Рассказывая, Гуго распалялся всё больше и больше. Его чёрные глаза горели нездоровым блеском. Он размахивал руками, брызгал слюной, красочно рисуя картины скорого будущего. А оно показалось ужасным. Паскаль будто увидел всё наяву.

…Район Дефанс. Один из небоскрёбов в – здание из стекла и бетона – незыблемое, как скала, в мгновенье ока покрывается зеленоватой дымкой. Это растворяется стальной каркас здания. Стёкла лопаются, сверкая, разлетаются во все стороны. Небоскрёб складывается как карточный домик, становясь братской могилой для всех, кто находится внутри.

…Трасса Париж – Орлеан. По двум параллельным путям несутся на встречу друг другу два скоростных поезда. Мгновенье – и на скорости 300 км в час пять вагонов и локомотив уже летят по зелёной реке – там, где только что были рельсы. Этот состав со всеми пассажирами на огромной скорости улетает под откос. Второй поезд мелькает зелёной дымкой и все 500 человек сидя – как их застала ураганная коррозия – падают под откос с другой стороны трассы.

… Всё это происходит не только во Франции. Мгновенье и десяток миллионов авиапассажиров – целое государство по численности – падают с неба на землю из разрушенных самолётов во всех частях света.

… Во всех морях и океанах сотни тысяч людей оказываются в воде.

…Автотрассы завалены погибшими.

…Города лежат в дымящихся руинах.

…Мировой эфир замолк навсегда – нет радио телевидения, телефонии, интернета.

Воображение Паскаля уносится далеко. Перед его мысленным взором мелькают картины, которые не только пугают, но и обнадёживают.
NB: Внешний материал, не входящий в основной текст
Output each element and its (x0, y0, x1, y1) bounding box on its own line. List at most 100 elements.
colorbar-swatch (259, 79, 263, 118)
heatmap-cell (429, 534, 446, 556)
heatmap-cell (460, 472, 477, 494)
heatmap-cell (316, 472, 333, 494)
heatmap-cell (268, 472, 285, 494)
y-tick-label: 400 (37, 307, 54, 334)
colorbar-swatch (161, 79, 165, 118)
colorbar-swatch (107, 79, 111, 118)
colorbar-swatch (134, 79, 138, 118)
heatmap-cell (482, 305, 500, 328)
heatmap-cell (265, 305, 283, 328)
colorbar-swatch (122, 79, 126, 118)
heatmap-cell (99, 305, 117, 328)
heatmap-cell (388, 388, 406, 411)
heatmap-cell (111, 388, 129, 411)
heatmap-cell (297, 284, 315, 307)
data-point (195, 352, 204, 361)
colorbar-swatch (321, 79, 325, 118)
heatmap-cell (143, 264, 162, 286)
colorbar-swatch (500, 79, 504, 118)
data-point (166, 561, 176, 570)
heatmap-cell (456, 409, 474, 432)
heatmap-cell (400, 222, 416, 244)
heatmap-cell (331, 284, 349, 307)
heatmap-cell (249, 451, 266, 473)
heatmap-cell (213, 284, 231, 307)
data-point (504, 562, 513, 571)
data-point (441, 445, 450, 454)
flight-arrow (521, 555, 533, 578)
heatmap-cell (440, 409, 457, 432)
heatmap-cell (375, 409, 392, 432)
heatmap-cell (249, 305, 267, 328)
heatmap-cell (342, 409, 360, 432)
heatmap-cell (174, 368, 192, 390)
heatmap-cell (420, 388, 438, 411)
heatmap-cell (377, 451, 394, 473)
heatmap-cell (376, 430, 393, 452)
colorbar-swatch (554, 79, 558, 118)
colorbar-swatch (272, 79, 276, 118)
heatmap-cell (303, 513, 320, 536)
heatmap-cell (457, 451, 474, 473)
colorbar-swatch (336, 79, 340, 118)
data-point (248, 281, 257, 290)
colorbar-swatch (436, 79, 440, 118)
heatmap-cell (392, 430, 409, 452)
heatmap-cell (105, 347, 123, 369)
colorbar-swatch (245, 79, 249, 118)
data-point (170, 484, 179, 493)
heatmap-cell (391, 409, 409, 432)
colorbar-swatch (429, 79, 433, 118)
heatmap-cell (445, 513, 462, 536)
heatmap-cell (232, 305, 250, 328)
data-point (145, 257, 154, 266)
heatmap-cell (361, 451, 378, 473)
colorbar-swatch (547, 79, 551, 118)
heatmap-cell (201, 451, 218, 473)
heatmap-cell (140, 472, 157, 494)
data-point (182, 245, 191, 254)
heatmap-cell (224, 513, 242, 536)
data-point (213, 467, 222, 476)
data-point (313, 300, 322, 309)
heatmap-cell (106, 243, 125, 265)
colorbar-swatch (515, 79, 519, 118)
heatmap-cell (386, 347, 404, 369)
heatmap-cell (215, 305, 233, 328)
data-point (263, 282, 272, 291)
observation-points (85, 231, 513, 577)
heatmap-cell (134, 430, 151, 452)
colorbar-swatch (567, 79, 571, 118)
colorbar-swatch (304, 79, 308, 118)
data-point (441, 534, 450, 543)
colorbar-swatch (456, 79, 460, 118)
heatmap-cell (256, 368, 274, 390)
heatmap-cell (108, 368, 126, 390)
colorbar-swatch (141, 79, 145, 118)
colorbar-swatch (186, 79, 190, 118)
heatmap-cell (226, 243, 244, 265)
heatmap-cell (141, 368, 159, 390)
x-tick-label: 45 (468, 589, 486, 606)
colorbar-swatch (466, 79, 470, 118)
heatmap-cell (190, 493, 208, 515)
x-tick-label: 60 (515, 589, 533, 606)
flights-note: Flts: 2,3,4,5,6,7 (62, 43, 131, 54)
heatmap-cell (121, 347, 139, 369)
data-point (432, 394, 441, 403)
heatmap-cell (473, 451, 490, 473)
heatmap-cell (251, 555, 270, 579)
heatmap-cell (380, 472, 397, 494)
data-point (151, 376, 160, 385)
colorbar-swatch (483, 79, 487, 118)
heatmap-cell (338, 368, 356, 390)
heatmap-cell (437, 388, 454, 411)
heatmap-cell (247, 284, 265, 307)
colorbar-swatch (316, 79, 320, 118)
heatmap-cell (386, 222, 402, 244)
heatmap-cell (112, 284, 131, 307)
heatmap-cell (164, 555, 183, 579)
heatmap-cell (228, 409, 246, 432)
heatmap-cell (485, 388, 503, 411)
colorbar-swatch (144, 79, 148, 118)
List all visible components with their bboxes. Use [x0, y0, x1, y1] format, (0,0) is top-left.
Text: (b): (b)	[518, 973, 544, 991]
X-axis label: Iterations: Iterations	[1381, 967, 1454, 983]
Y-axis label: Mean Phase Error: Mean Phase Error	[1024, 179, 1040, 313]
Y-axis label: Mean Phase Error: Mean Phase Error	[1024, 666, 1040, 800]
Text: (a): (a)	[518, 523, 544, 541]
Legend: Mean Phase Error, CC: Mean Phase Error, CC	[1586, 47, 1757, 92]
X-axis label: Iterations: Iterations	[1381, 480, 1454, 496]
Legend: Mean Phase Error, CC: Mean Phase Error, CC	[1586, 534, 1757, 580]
Вот на месте Эйфелевой башни – большое зелёное озеро. А Египетские пирамиды – целёхоньки – им ничто не угрожает. Колизей, Стоунхендж, Китайская стена – культурные коды человечества остаются на месте.

Но людям сейчас не кодов. Начинается борьба за выживание.

– Есть только один плюс во всём этом ужасе, – возвращает Паскаля к реальности Гуго.

– Какой же?

– Всё оружие в мире превращается в пыль. Даже ножи, сабли, вилы. Люди теперь не смогут убивать друг друга тысячами, миллионами. Они теперь не смогут захватить часть какой-то страны с помощью танков, самолётов, ракет. Максимум что смогут – захватить разрушенный склад с мукой или мясом и защищать его руками, зубами, палками, камнями, кусками пластика, керамики. Людям будет не до войн и политики – им бы выжить только. Всё начнётся с нуля. В городах уцелеют каменные, кирпичные, деревянные дома. Но люди пойдут в леса – только там они смогут прокормиться. Готовить пищу на кострах, охотиться на дичь, сажать овощи, строить жилища из деревьев или жить в пещерах. Каменный век вернётся.

– Страшный сон, – промолвил хрипло Паскаль. – А может, обойдётся, – его последние слова заглушает грохот – это упала входная дверь в кафе. Друзья увидели, что на месте дверных петель зелёные пятна.

Официантка Селестина бросилась выяснять – в чём дело.

– Пойдём! Процесс начался! – говорит Гуго.

Минуя Селестину, они выходят на улицу. Там всё спокойно. Но это кажущееся спокойствие.

– Паскаль, у тебя же есть хибара под Таверни, мы там бывали не раз.

– Да, досталась от деда.

– Она же сложена из камня, крыша из тростника. Она не рухнет. У тебя и мебель старая деревянная, печь каменная, посуда медная – помню, как мы варили варенье в медном тазике. Пошли к тебе.